We assessed the effect of arginine vasopressin (AVP) on left ventricular (LV) performance in eight conscious dogs. Five minutes after AVP infusion (6 mum. kg-1.min-1 for 2 min) the plasma AVP was elevated from 3.9 +/-0.9 to 14.7 +/- 4.6 pg/ml (P < 0.05). With all reflexes intact, AVP caused significant increases in LV end-systolic pressure (P) (112 +/- 8 vs. 122 +/- 7 mmHg, P < 0.05) end-systolic volume (V) (30 +/- 5.8 vs. 38 +/- 7.7 ml, P < 0.05), total systemic resistance (6.2 +/- 1.8 vs. 10.6 +/- 4.0 mmHg.dl-1.min, P < 0.01) and arterial elastance (E(a)) (6.8 +/- 3.0 vs. 8.6 +/- 3.9 mmHg/ml, P < 0.05), while the heart rate (110 +/- 6 vs. 82 +/- 10 beats/min, P < 0.05) and stroke volume (16.5 +/- 4.3 vs. 14.2 +/- 3.9 ml, P < 0.05) were decreased. There was no significant change in the coronary sinus blood flow (82 +/- 19 vs. 78 +/- 22 ml/min, P = not significant). AVP decreased the slopes of LV end-systolic P-V relation (10.7 +/- 1.1 vs. 8.1 +/- 1.9 mmHg/ml, P < 0.05), the maximal first derivative of LV pressure (dP/dt(max))-end-diastolic volume (V(ED)) relation (135.2 +/- 18.7 vs. 63.1 +/- 7.7 mmHg-s-1.ml-1, P < 0.05), and the stroke work-V(ED) relation (81.1 +/- 4.1 vs. 66.7 +/- 2.8 mmHg, P < 0.05) and shifted the relations to the right, indicating a depression of LV performance. A similar increase in E(a) produced by methoxamine did not depress LV performance.
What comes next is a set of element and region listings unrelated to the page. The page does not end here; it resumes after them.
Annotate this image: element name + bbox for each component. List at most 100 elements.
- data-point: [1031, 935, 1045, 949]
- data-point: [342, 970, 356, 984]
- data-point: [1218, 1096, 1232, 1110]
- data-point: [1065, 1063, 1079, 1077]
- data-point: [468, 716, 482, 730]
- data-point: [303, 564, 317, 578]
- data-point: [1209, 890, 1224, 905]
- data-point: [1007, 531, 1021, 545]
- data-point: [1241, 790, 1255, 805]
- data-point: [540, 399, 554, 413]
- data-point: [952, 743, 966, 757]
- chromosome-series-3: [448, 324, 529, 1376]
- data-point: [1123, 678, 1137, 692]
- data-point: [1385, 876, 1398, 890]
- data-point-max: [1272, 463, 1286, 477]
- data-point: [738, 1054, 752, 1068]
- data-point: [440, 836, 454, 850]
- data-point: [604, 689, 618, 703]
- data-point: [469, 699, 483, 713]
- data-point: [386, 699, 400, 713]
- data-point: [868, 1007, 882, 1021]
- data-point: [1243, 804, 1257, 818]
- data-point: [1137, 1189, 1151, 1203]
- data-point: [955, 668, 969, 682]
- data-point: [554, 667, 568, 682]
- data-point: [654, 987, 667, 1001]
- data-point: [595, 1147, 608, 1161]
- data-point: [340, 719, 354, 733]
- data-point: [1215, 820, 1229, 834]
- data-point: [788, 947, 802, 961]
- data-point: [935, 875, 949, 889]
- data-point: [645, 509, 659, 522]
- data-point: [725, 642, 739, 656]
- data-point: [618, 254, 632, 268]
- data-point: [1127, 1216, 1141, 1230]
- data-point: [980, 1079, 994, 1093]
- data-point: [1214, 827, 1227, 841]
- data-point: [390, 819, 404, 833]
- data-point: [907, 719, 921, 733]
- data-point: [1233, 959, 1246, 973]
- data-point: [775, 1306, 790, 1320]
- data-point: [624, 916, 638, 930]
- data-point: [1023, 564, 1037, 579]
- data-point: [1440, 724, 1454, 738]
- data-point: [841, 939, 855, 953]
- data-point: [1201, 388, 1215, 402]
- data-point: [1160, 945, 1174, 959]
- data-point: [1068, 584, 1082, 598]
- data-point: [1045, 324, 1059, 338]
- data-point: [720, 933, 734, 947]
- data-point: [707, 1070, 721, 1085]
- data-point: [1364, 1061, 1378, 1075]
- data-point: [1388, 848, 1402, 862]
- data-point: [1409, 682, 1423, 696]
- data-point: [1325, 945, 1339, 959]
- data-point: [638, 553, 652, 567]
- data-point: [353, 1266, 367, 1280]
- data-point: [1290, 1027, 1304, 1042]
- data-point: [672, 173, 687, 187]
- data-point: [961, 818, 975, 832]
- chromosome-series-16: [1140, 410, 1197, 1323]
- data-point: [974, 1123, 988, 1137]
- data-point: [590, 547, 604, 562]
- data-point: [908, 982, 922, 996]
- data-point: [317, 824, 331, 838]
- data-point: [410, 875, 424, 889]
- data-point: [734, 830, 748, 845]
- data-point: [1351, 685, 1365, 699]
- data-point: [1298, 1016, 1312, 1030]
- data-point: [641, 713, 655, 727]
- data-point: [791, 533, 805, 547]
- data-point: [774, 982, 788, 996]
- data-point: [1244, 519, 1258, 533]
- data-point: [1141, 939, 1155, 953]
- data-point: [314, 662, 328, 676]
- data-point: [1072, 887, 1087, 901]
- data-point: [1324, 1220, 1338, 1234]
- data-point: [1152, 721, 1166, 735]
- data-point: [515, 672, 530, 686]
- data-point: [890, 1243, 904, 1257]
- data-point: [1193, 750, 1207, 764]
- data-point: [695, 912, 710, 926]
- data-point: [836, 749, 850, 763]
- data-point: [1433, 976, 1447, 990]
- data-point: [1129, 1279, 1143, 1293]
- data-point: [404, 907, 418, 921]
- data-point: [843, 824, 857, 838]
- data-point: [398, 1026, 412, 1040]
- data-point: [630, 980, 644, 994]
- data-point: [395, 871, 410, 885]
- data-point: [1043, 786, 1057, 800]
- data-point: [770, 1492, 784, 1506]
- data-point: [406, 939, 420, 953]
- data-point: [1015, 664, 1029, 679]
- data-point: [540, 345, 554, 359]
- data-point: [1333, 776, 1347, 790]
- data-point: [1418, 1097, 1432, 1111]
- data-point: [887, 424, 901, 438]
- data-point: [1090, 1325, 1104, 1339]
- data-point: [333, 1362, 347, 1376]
The cardiodepressant effect of AVP was also present after autonomic blockade. When changes in heart rate were prevented by pacing, this effect was reversed by AVP V1-receptor blockade. We conclude that, in conscious animals, physiologically relevant concentrations of AVP directly depress LV contractile performance, and this effect is prevented by an AVP V1-receptor antagonist.